Başkent Ankara’daki doğa katliamlarının ardı arkası kesilmek bilmiyor, önce Atatürk Orman Çiftliği’ndeki geniş yeşil alanların ve botanik bahçesinin katliamı, o bölgede yapım aşamasında olan sözde Başkanlık Konutu ve ulaşımı için kesilen ağaçlar, yine şehrin sayılı akciğerlerinden olan Seğmenler Parkı’na yapılması planlanan Meclis Başkanlığı Konutu inşaatı ve şehrin bir çok yerinde kentsel dönüşüm uygulamalarıyla tahrip edilen doğa, yani bitmeyen bir saldırı…
Vandalizmin sözlük anlamı şu: Bilerek ve isteyerek kişiye/kamuya ait bir mala ya da ürüne zarar verme eylemi. Çeşitli vandalizm alanları var. Örneğin Çevre Vandalizmi, çevrecilerin kırılgan ekosistemin korkunç veya apaçık yıkımını ve özellikle çevre koruma yasalarının çiğnenmesini açıklamak için kullandıkları bir deyim.

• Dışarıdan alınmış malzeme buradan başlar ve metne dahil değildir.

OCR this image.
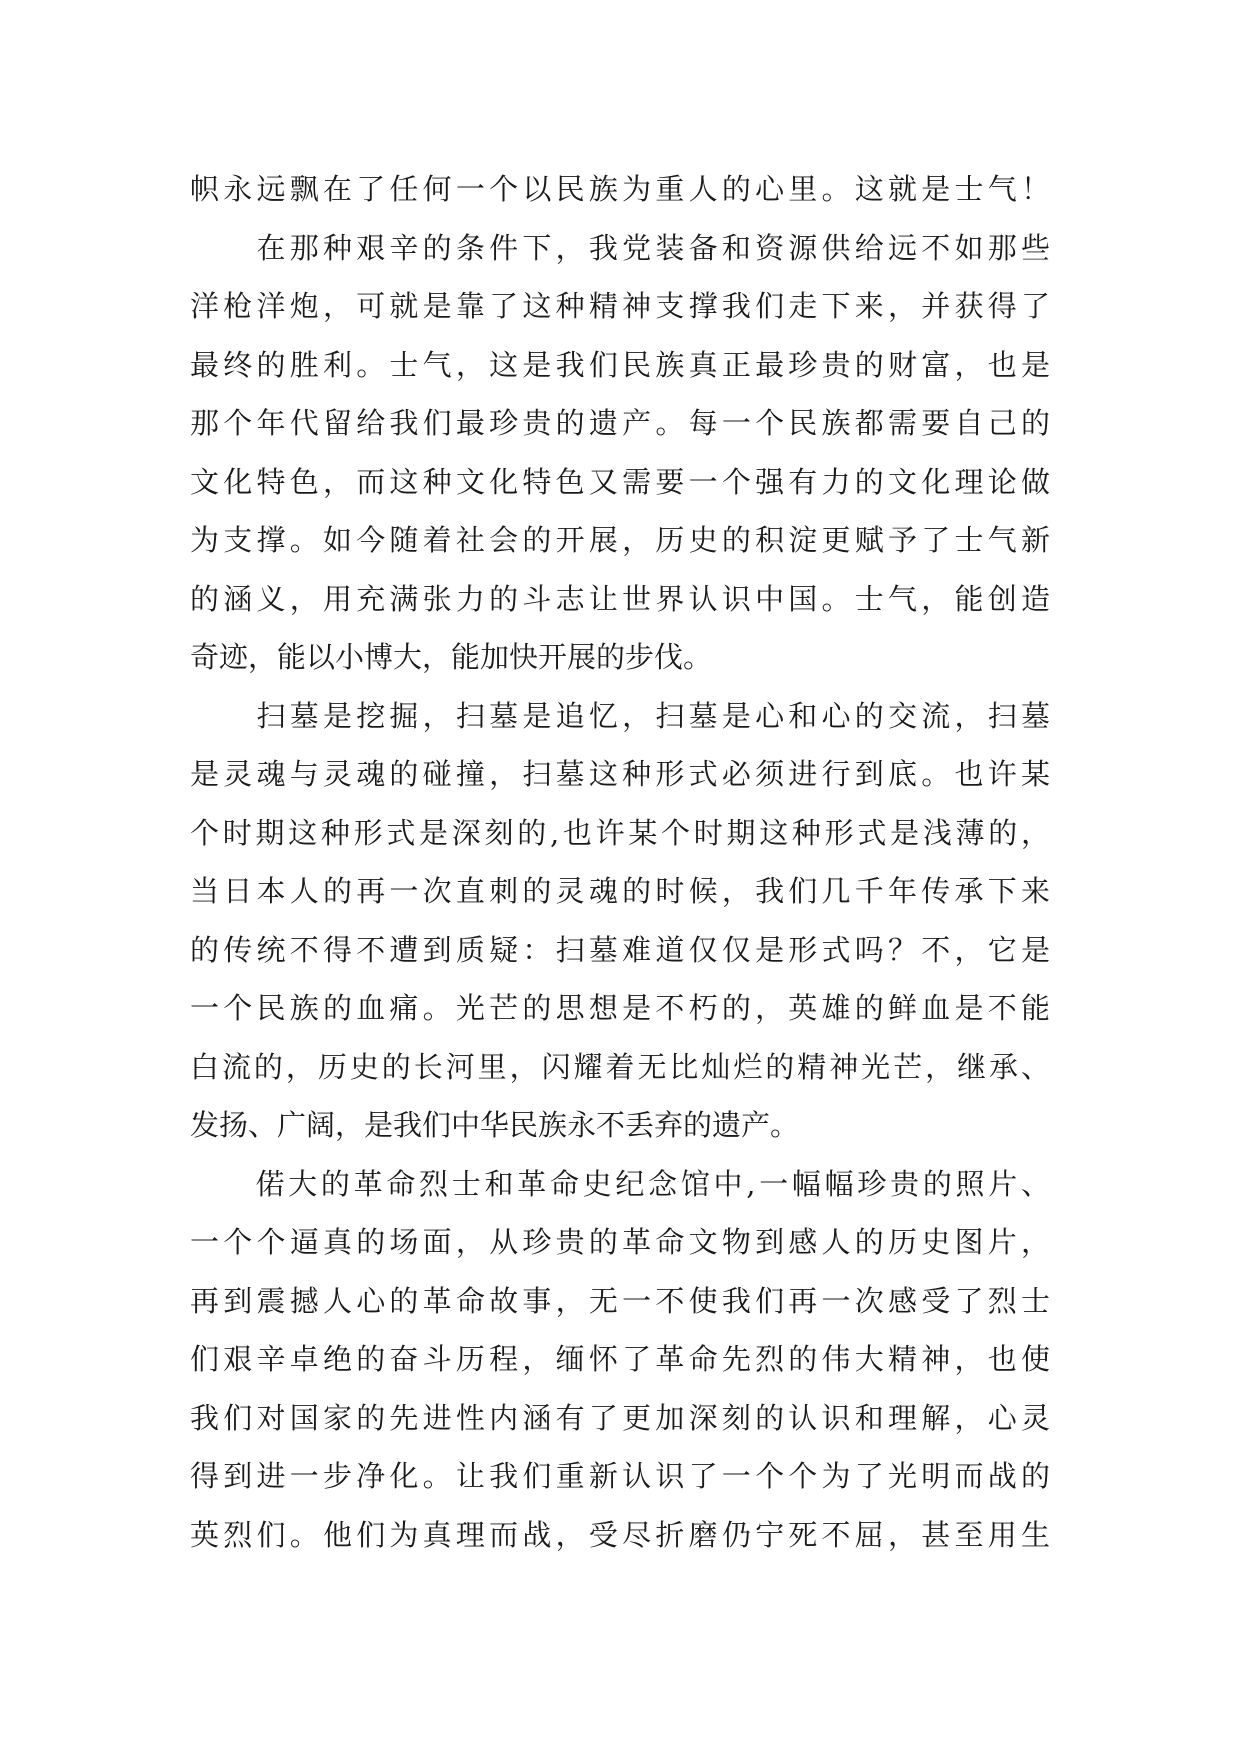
帜永远飘在了任何一个以民族为重人的心里。这就是士气！
　　在那种艰辛的条件下，我党装备和资源供给远不如那些
洋枪洋炮，可就是靠了这种精神支撑我们走下来，并获得了
最终的胜利。士气，这是我们民族真正最珍贵的财富，也是
那个年代留给我们最珍贵的遗产。每一个民族都需要自己的
文化特色，而这种文化特色又需要一个强有力的文化理论做
为支撑。如今随着社会的开展，历史的积淀更赋予了士气新
的涵义，用充满张力的斗志让世界认识中国。士气，能创造
奇迹，能以小博大，能加快开展的步伐。
　　扫墓是挖掘，扫墓是追忆，扫墓是心和心的交流，扫墓
是灵魂与灵魂的碰撞，扫墓这种形式必须进行到底。也许某
个时期这种形式是深刻的,也许某个时期这种形式是浅薄的，
当日本人的再一次直刺的灵魂的时候，我们几千年传承下来
的传统不得不遭到质疑：扫墓难道仅仅是形式吗？不，它是
一个民族的血痛。光芒的思想是不朽的，英雄的鲜血是不能
白流的，历史的长河里，闪耀着无比灿烂的精神光芒，继承、
发扬、广阔，是我们中华民族永不丢弃的遗产。
　　偌大的革命烈士和革命史纪念馆中,一幅幅珍贵的照片、
一个个逼真的场面，从珍贵的革命文物到感人的历史图片，
再到震撼人心的革命故事，无一不使我们再一次感受了烈士
们艰辛卓绝的奋斗历程，缅怀了革命先烈的伟大精神，也使
我们对国家的先进性内涵有了更加深刻的认识和理解，心灵
得到进一步净化。让我们重新认识了一个个为了光明而战的
英烈们。他们为真理而战，受尽折磨仍宁死不屈，甚至用生
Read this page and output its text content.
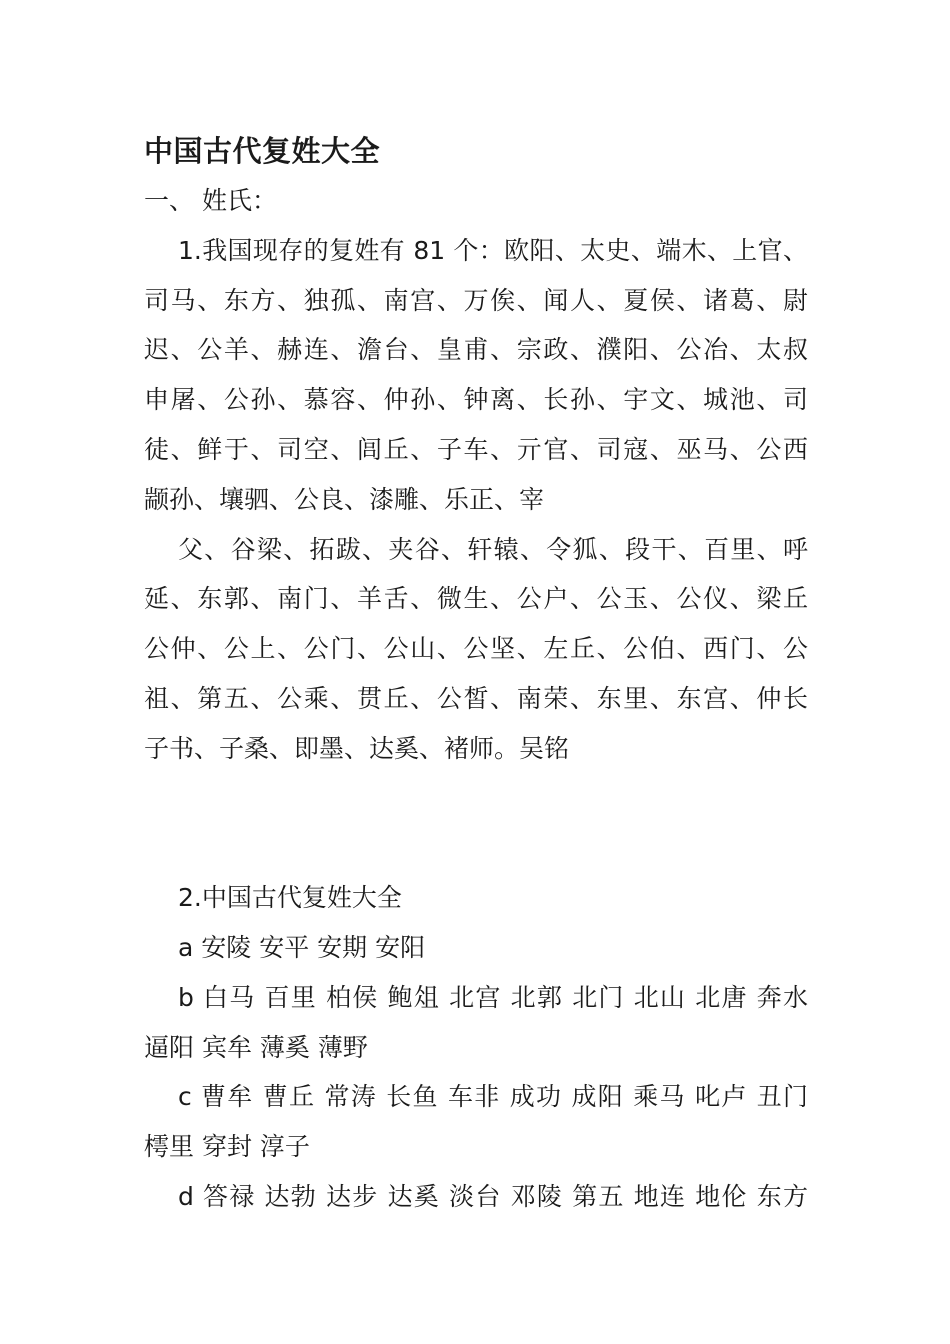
中国古代复姓大全
一、 姓氏：
1.我国现存的复姓有 81 个：欧阳、太史、端木、上官、
司马、东方、独孤、南宫、万俟、闻人、夏侯、诸葛、尉
迟、公羊、赫连、澹台、皇甫、宗政、濮阳、公冶、太叔
申屠、公孙、慕容、仲孙、钟离、长孙、宇文、城池、司
徒、鲜于、司空、闾丘、子车、亓官、司寇、巫马、公西
颛孙、壤驷、公良、漆雕、乐正、宰
父、谷梁、拓跋、夹谷、轩辕、令狐、段干、百里、呼
延、东郭、南门、羊舌、微生、公户、公玉、公仪、梁丘
公仲、公上、公门、公山、公坚、左丘、公伯、西门、公
祖、第五、公乘、贯丘、公皙、南荣、东里、东宫、仲长
子书、子桑、即墨、达奚、褚师。吴铭
2.中国古代复姓大全
a 安陵 安平 安期 安阳
b 白马 百里 柏侯 鲍俎 北宫 北郭 北门 北山 北唐 奔水
逼阳 宾牟 薄奚 薄野
c 曹牟 曹丘 常涛 长鱼 车非 成功 成阳 乘马 叱卢 丑门
樗里 穿封 淳子
d 答禄 达勃 达步 达奚 淡台 邓陵 第五 地连 地伦 东方
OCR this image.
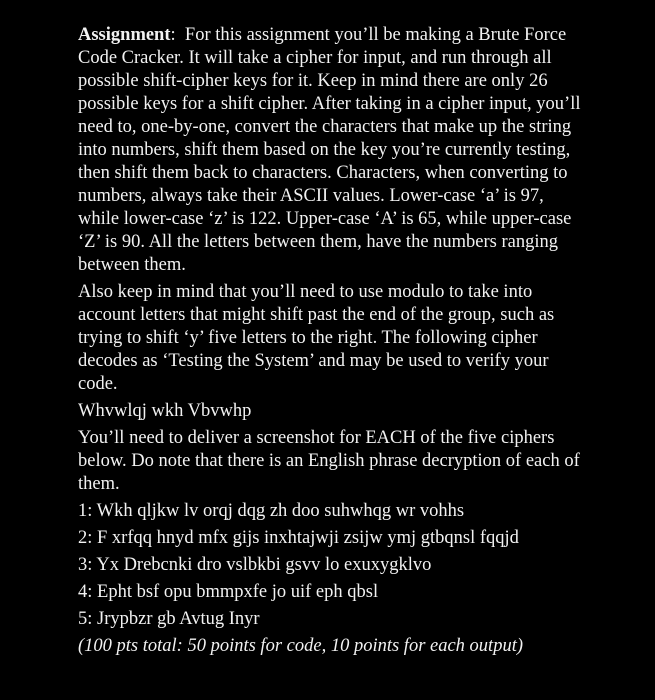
Assignment: For this assignment you’ll be making a Brute Force Code Cracker. It will take a cipher for input, and run through all possible shift-cipher keys for it. Keep in mind there are only 26 possible keys for a shift cipher. After taking in a cipher input, you’ll need to, one-by-one, convert the characters that make up the string into numbers, shift them based on the key you’re currently testing, then shift them back to characters. Characters, when converting to numbers, always take their ASCII values. Lower-case ‘a’ is 97, while lower-case ‘z’ is 122. Upper-case ‘A’ is 65, while upper-case ‘Z’ is 90. All the letters between them, have the numbers ranging between them.

Also keep in mind that you’ll need to use modulo to take into account letters that might shift past the end of the group, such as trying to shift ‘y’ five letters to the right. The following cipher decodes as ‘Testing the System’ and may be used to verify your code.

Whvwlqj wkh Vbvwhp

You’ll need to deliver a screenshot for EACH of the five ciphers below. Do note that there is an English phrase decryption of each of them.

1: Wkh qljkw lv orqj dqg zh doo suhwhqg wr vohhs

2: F xrfqq hnyd mfx gijs inxhtajwji zsijw ymj gtbqnsl fqqjd

3: Yx Drebcnki dro vslbkbi gsvv lo exuxygklvo

4: Epht bsf opu bmmpxfe jo uif eph qbsl

5: Jrypbzr gb Avtug Inyr

(100 pts total: 50 points for code, 10 points for each output)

Önceden belirlenmiş koruma altındaki alanlara yapılan yasal olmayan saldırılara çevre vandalizm deniyor, tıpkı Ankara’da yaşananlar gibi.
Bu arada duyduk ki, Ankara’nın Büyükşehir Belediye Başkanı GEZİ eylemleri süresince tahrip edilen kamu mallarına yapılan zararı ortaya çıkarmak için Ak köprü Metro İstasyonu açık sahasına bir Vandalizm Müzesi açacakmış, Büyükşehir Belediye Meclisi’nden de bu karar çıkmış. Bu müzede GEZİ eylemleri süresince zarar gören kamu malları sergilenecekmiş, kamu binalarının kırık camları, yakılan belediye otobüsleri, eylemcilerin attığı taşlar vb.
Demek ki Belediye Başkanı, GEZİ eylemcilerini hiç anlamamış, oysa onlar tam da çevre vandalizmine karşı eylem yaptılar. Vandallık ne demek, yeterince farkındaydılar, en bilindik kamu malı tabiattır, o herkesindir ve tahrip edilemez. Sayın Gökçek, kamu mallarını sadece kendinin, ailesinin ya da ait olduğu siyasi partinin reklamlarını yaptığı billboardlar ve panolar zannediyor herhalde?